Entro nella mia camera, trovo il solito ordine: la scrivania, la cassettiera accanto alla finestra, tutto perfetto. L’unica cosa che uso, qui dentro, è il letto. E, infatti, è puntualmente disfatto. Ma poco mi importa. Nessuno metterà mai piede in questa stanza.
Poso la borsa a tracolla sulla sedia e appendo il cappotto all’attaccapanni sgangherato dietro la porta.
Mi fermo un attimo a guardare l’insieme. È terribilmente deprimente. I colori di questa camera, intendo. Persino la carta da parati è sbiadita.
Faccio spallucce. Nessuno entrerà mai qui. Mi chiudo la porta alle spalle e mi dirigo verso il bagno.
Dicono che la camera rispecchi la personalità di chi l’ha arredata, ma, credetemi, di mio, lì dentro, non c’è niente! Forse solo i vestiti.

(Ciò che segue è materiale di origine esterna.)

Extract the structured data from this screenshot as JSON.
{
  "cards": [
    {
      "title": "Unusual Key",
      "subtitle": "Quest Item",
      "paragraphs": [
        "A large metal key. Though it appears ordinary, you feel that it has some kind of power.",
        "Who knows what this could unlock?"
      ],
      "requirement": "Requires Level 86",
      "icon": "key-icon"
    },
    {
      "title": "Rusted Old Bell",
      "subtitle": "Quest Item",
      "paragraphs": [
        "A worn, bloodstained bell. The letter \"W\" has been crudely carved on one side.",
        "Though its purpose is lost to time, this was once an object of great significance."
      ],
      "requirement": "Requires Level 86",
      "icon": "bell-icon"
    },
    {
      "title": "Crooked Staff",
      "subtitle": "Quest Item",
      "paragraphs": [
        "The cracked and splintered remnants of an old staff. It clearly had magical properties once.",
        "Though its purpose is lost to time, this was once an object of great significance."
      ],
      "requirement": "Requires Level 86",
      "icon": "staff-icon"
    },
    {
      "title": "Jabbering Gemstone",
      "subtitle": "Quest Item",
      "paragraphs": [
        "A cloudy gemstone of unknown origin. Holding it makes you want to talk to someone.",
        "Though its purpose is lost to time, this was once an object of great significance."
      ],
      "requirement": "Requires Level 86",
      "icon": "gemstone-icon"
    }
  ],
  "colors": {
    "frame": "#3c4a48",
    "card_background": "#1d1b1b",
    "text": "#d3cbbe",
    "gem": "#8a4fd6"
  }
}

Non so di chi sia questa casa. Non so se era stata abbandonata o se appartiene a qualcuno. Non so niente. Quando mi hanno detto che avrei dovuto viverci, mi sono limitata ad annuire. Avevo tredici anni.
I miei sono morti per cause ancora ignote. Alcuni parlano di un’aggressione… fatto sta che io sono stata affidata a dei tizi, i Mclain, che dicevano di essere vecchi amici di famiglia.
I coniugi Mclain sono sempre stati gentili con me. Loro mi hanno dato l’appartamento. Ma non possono vivere qui perché devono controllare il branco. Tutto il branco.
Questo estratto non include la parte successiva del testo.